Williams emerged as the patience of the civil rights movement was hardening to anger, and he has always been an angry writer. His books are apt to take anger as a viable substitute for morality. His first novel was called The Angry Ones. In 1962 he edited a collection of writings called The Angry Black, to which he himself contributed a story about a writer, Wendell, who tries to seduce a white woman in her own home. She first welcomes his advances, then tries to disengage herself as her son is heard approaching, but Wendell holds her in a clinch just long enough for the 9-year-old to see them. By any standard of decency, Wendell's rationale is tantamount to child abuse: "no matter how his mother explains it away, the kid has the image for the rest of his life."

It is a form of revenge that Max Reddick could as easily have taken. In Max's eyes, bad luck is a stranger to whites--"What have you got to be nervous about?" he teases an associate. "You're white"--whereas almost every misfortune in a black life is traceable to color. Such an apprehension is enough to drive someone mad, and at times, rereading this novel, I felt that Max had taken leave of his senses. "Dying violently was a European habit," he reflects at one point, thinking of a French friend:

All other deaths were commonplace. A European learned by his condition to expect catastrophe and invariably that was exactly what he received. In Europe, a winner was one who bested those common deaths arbitrarily assigned to others. You crawled, kissed behinds, ate merde, and grinned like you loved it. Living was everything. The final act of death was of no consequence; it was the living while everyone around died that counted.
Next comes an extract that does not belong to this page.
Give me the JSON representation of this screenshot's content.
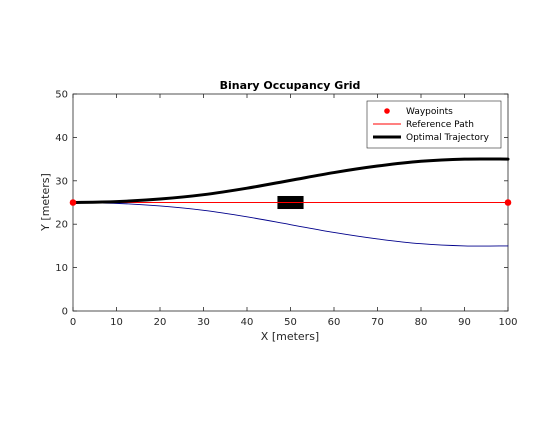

Max's sexual politics are likely to seem equally unappetizing to a present-day readership (and probably did to many in 1967). Women are there for the taking. Max is the kind of fellow who passes the time in his office making lists of those he has slept with. He and Harry keep up a running joke about the unique delights of "redheads." The novel is shot through with reflections such as this, on Max's Dutch girlfriend, Margrit: "Time sped by. Now, she was almost thirty. In Europe that made you an old maid or a lesbian. Or a whore. Managing an art gallery hadn't helped. She had gone through a couple of painters, or more correctly, they had gone through her."